The only thing I am left wondering is if I used enough pom juice to give it the flavor I am looking for. I figure I'll just let it ferment dry, and backsweeten a small amount. If it worked, great! If not, I'll backsweeten with another bottle of pomegranate juice.

Thoughts?


----------



## Minnesotamaker (Jan 7, 2011)

The level of pomegranate flavor will be largely subjective. It will really depend on what you are personally looking for. I think you're on the right track with adding additional juice later on if you want more flavor. Keep in mind that volume additions added after fermentation will lower your alcohol content. Some people also report that their batch goes cloudy again when new juice is added, so you may need to factor that possibility into the equasion. Cheers


----------



## Runningwolf (Jan 7, 2011)

savaytse66 said:


> I'll backsweeten with another bottle of pomegranate juice.
> Thoughts?



In addition to what Lon said you'll want to simmer the Pom juice down to about half for your flavor pack and you still will probably have to add more sugar


----------



## savaytse66 (Jan 7, 2011)

I'm sure it's way too early to say for sure, but the pre-fermentation smell of the must is very nice. It is predominantly lemon for sure, but the pomegranate is detectable, and the must is a very obvious pink. I suspect the final product will look more like a rose wine than anything. Again, it's WAY too early, but I'm optimistic. One of my major complaints with the commercial flavored hard lemonades is that the lemon flavor is all but lost, which may be the brewers' intent. I'm looking for lemonade with a hint of pomegranate, not hard pomegranate.

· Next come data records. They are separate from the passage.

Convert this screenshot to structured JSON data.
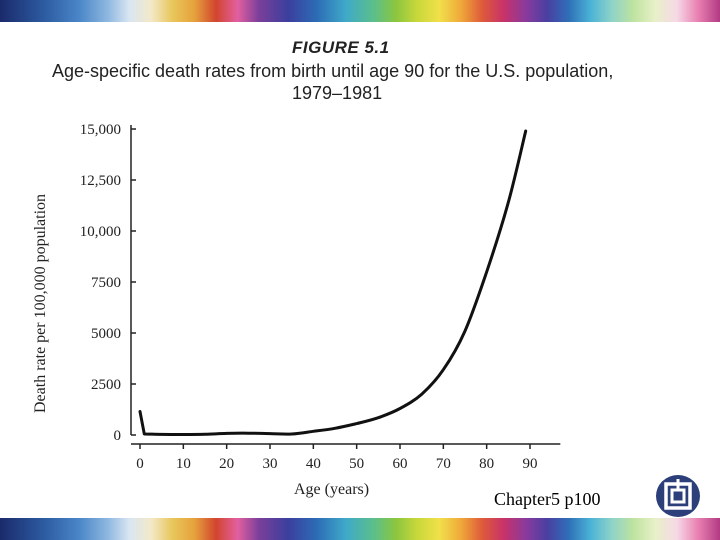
{
  "colors": {
    "line": "#111111",
    "axis": "#222222"
  },
  "chart_data": {
    "type": "line",
    "figure_label": "FIGURE 5.1",
    "title_line1": "Age-specific death rates from birth until age 90 for the U.S. population,",
    "title_line2": "1979–1981",
    "xlabel": "Age (years)",
    "ylabel": "Death rate per 100,000 population",
    "xlim": [
      -2,
      97
    ],
    "ylim": [
      0,
      15000
    ],
    "x_ticks": [
      0,
      10,
      20,
      30,
      40,
      50,
      60,
      70,
      80,
      90
    ],
    "y_ticks": [
      0,
      2500,
      5000,
      7500,
      10000,
      12500,
      15000
    ],
    "y_tick_labels": [
      "0",
      "2500",
      "5000",
      "7500",
      "10,000",
      "12,500",
      "15,000"
    ],
    "grid": false,
    "series": [
      {
        "name": "Death rate",
        "x": [
          0,
          1,
          5,
          10,
          15,
          20,
          25,
          30,
          35,
          40,
          45,
          50,
          55,
          60,
          65,
          70,
          75,
          80,
          85,
          89
        ],
        "y": [
          1150,
          50,
          30,
          25,
          35,
          80,
          90,
          70,
          50,
          180,
          330,
          560,
          850,
          1300,
          2000,
          3200,
          5100,
          8000,
          11400,
          14900
        ]
      }
    ]
  },
  "footer": {
    "caption": "Chapter5 p100",
    "logo_icon": "university-logo-icon"
  }
}
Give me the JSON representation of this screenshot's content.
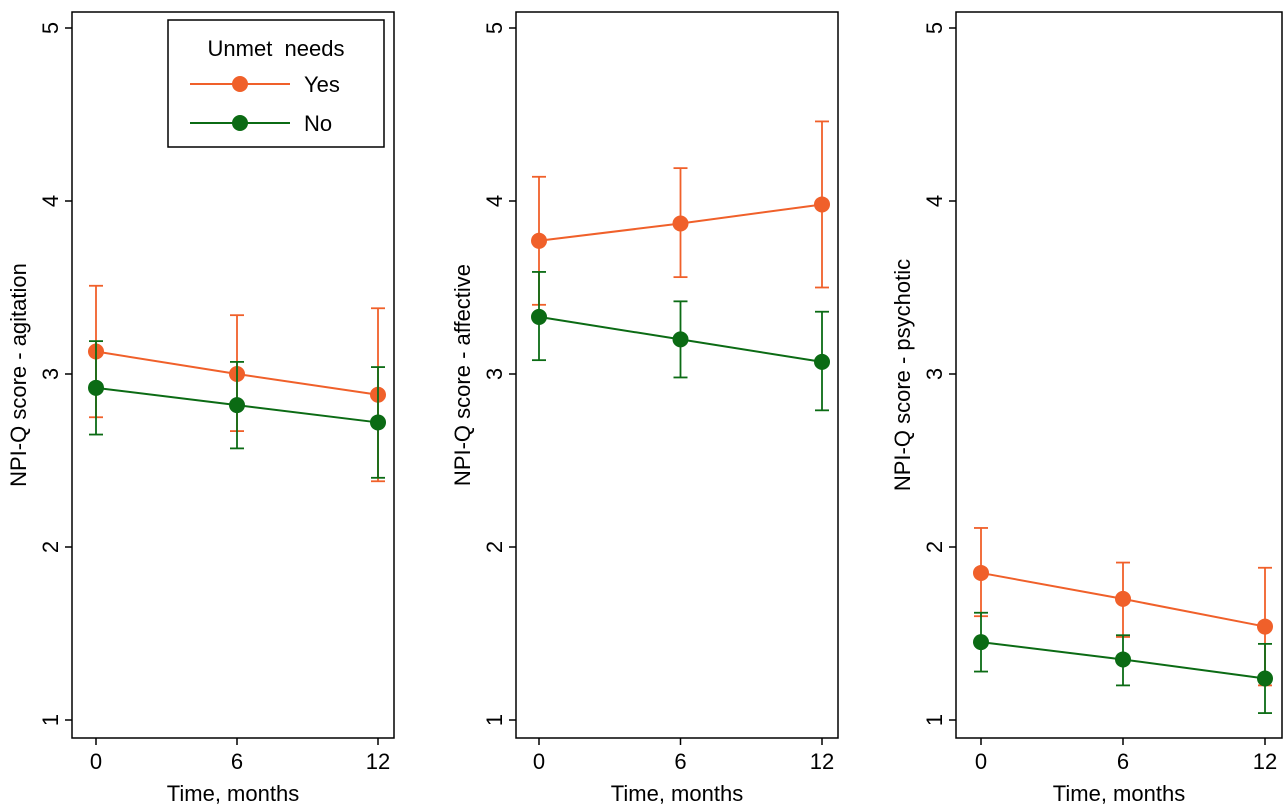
{
  "colors": {
    "yes": "#f0602a",
    "no": "#0b6b14",
    "axis": "#000000"
  },
  "legend": {
    "title": "Unmet  needs",
    "items": [
      {
        "label": "Yes",
        "series": "Yes"
      },
      {
        "label": "No",
        "series": "No"
      }
    ],
    "placement": "top-right of first panel"
  },
  "chart_data": [
    {
      "type": "line",
      "ylabel": "NPI-Q score - agitation",
      "xlabel": "Time, months",
      "x": [
        0,
        6,
        12
      ],
      "xticks": [
        "0",
        "6",
        "12"
      ],
      "yticks": [
        "1",
        "2",
        "3",
        "4",
        "5"
      ],
      "xlim": [
        0,
        12
      ],
      "ylim": [
        1,
        5
      ],
      "grid": false,
      "series": [
        {
          "name": "Yes",
          "values": [
            3.13,
            3.0,
            2.88
          ],
          "lower": [
            2.75,
            2.67,
            2.38
          ],
          "upper": [
            3.51,
            3.34,
            3.38
          ]
        },
        {
          "name": "No",
          "values": [
            2.92,
            2.82,
            2.72
          ],
          "lower": [
            2.65,
            2.57,
            2.4
          ],
          "upper": [
            3.19,
            3.07,
            3.04
          ]
        }
      ]
    },
    {
      "type": "line",
      "ylabel": "NPI-Q score - affective",
      "xlabel": "Time, months",
      "x": [
        0,
        6,
        12
      ],
      "xticks": [
        "0",
        "6",
        "12"
      ],
      "yticks": [
        "1",
        "2",
        "3",
        "4",
        "5"
      ],
      "xlim": [
        0,
        12
      ],
      "ylim": [
        1,
        5
      ],
      "grid": false,
      "series": [
        {
          "name": "Yes",
          "values": [
            3.77,
            3.87,
            3.98
          ],
          "lower": [
            3.4,
            3.56,
            3.5
          ],
          "upper": [
            4.14,
            4.19,
            4.46
          ]
        },
        {
          "name": "No",
          "values": [
            3.33,
            3.2,
            3.07
          ],
          "lower": [
            3.08,
            2.98,
            2.79
          ],
          "upper": [
            3.59,
            3.42,
            3.36
          ]
        }
      ]
    },
    {
      "type": "line",
      "ylabel": "NPI-Q score - psychotic",
      "xlabel": "Time, months",
      "x": [
        0,
        6,
        12
      ],
      "xticks": [
        "0",
        "6",
        "12"
      ],
      "yticks": [
        "1",
        "2",
        "3",
        "4",
        "5"
      ],
      "xlim": [
        0,
        12
      ],
      "ylim": [
        1,
        5
      ],
      "grid": false,
      "series": [
        {
          "name": "Yes",
          "values": [
            1.85,
            1.7,
            1.54
          ],
          "lower": [
            1.6,
            1.48,
            1.2
          ],
          "upper": [
            2.11,
            1.91,
            1.88
          ]
        },
        {
          "name": "No",
          "values": [
            1.45,
            1.35,
            1.24
          ],
          "lower": [
            1.28,
            1.2,
            1.04
          ],
          "upper": [
            1.62,
            1.49,
            1.44
          ]
        }
      ]
    }
  ]
}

In regard to Lon's point about the cloudiness, what are anyone's thoughts about adding the juice prior to fining if I do in fact decide to add juice at the end? I would probably treat the juice with a small amount of pectic, add it to the pee 24 hours later, and then let it sit for a week or two. Then I'd fine with either Super-Kleer or Sparkolloid and backsweeten with sugar if needed.

I like the idea, by the way, of reducing the pomegranate juice down to a half or less in order to create more of a concentrated syrup and keep he alcohol near the intended 10%. Thanks for that.


----------



## cst (Nov 4, 2011)

So how did this turn out?


----------